The main Dutch supermarket chain is called Albert Heijn, and you can find some stores downtown. They have a great selection of fresh fruit and vegetables, baked goods and snacks. Something I can highly recommend is their selection of freshly squeezed juices, called Versgeperst, as well as the smoothies. Had some every day because they were so good! And also not too expensive, around 2€ for 500ml. Generally, food is not too expensive.
If you want to eat out, there are many cute cafés to choose from. We didn't go to any actual restaurant but rather did late lunches in those cafés.
The first one I'd like to recommend is called Toastable, and it's located in the souterrain at the Singel. A very cute place, very cosy and with lovely staff. To eat, they mainly have sandwiches and soup to choose from. Prices range from 5 to 8€. Warm drinks are about 2-3€. What you can see in the picture is a wholegrain sandwich with brie, tomatoes, bacon and a honey-mustard-mayonnaise.
Next up I have Vegabond to introduce to you guys. which is located at the Leliegracht. Totally vegan, and not only a café but also a place to buy all kinds of vegan groceries. Their wraps and sandwiches cost between 5 and 6€, and warm drinks are around 2-3€. What I had was a wrap filled with apple, cucumber, dates, spinach, tempeh and vegan mayonnaise.
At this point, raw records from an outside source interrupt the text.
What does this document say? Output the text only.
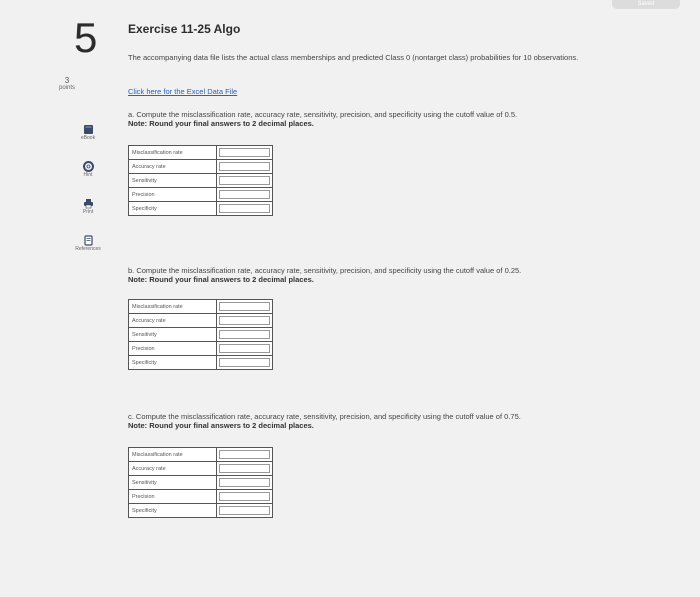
Saved
5
3
points
eBook
Hint
Print
References
Exercise 11-25 Algo
The accompanying data file lists the actual class memberships and predicted Class 0 (nontarget class) probabilities for 10 observations.
Click here for the Excel Data File
a. Compute the misclassification rate, accuracy rate, sensitivity, precision, and specificity using the cutoff value of 0.5.
Note: Round your final answers to 2 decimal places.
Misclassification rate	

Accuracy rate	

Sensitivity	

Precision	

Specificity	
b. Compute the misclassification rate, accuracy rate, sensitivity, precision, and specificity using the cutoff value of 0.25.
Note: Round your final answers to 2 decimal places.
Misclassification rate	

Accuracy rate	

Sensitivity	

Precision	

Specificity	
c. Compute the misclassification rate, accuracy rate, sensitivity, precision, and specificity using the cutoff value of 0.75.
Note: Round your final answers to 2 decimal places.
Misclassification rate	

Accuracy rate	

Sensitivity	

Precision	

Specificity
The last café I have to show you is called Ree7, and located at number 7, Reestraat. Its selection of meals is a bit bigger, including not only sandwiches but also different salads and other small meals. Their prices are a bit higher, at 7-9€ for a sandwich, and 4-5€ for cakes and pies. It's at the upper limit, but we still enjoyed our lunch there. The interior is very cute. I had wholegrain sandwich (which was more of a roll) with avocado, rocket, tomatoes, parmesan, chicken and onions, as well as an apple pie.
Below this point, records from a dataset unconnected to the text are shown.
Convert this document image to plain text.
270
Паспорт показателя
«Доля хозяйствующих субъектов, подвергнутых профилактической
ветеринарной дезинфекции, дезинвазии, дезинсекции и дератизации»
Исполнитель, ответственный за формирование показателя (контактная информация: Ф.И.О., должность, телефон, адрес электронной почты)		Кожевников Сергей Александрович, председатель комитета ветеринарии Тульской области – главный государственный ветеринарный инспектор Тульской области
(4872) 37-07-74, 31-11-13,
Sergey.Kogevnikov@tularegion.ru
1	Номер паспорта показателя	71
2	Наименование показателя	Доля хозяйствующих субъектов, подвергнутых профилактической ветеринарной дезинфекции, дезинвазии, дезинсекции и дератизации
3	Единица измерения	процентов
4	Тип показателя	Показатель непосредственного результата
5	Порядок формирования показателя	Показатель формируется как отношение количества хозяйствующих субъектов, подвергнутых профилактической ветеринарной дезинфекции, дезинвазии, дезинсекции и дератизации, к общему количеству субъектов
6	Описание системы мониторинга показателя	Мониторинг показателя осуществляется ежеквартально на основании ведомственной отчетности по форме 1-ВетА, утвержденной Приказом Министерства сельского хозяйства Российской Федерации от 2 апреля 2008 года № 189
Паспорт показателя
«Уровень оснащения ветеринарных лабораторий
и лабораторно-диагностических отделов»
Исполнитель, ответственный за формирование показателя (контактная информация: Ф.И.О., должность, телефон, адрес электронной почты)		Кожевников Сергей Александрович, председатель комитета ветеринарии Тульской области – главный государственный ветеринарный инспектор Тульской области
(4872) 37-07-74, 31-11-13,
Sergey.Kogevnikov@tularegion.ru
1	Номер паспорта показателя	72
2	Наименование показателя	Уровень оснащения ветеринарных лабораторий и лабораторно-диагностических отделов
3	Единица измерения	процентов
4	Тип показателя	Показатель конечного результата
Generally, the selection of cute and more alternative cafés is huge, and you can find many lovely places a bit off the main tourist areas. In those, you can find any type of fast food and take away place you can imagine, and also not too over-priced. Amsterdam is also famous for its fries, which you can order with many special dressings.
If you're looking for another obvious fact to go to Amsterdam, it's the fact that marijuana is legally sold here. I didn't try it, but you can smell it at every corner of the city, at any time of the day. It's not hard to come by and, should you be interested, easy to try in the various coffee shops.
Has anyone of you ever been to Amsterdam? And how do you manage to travel on a budget? Let me know!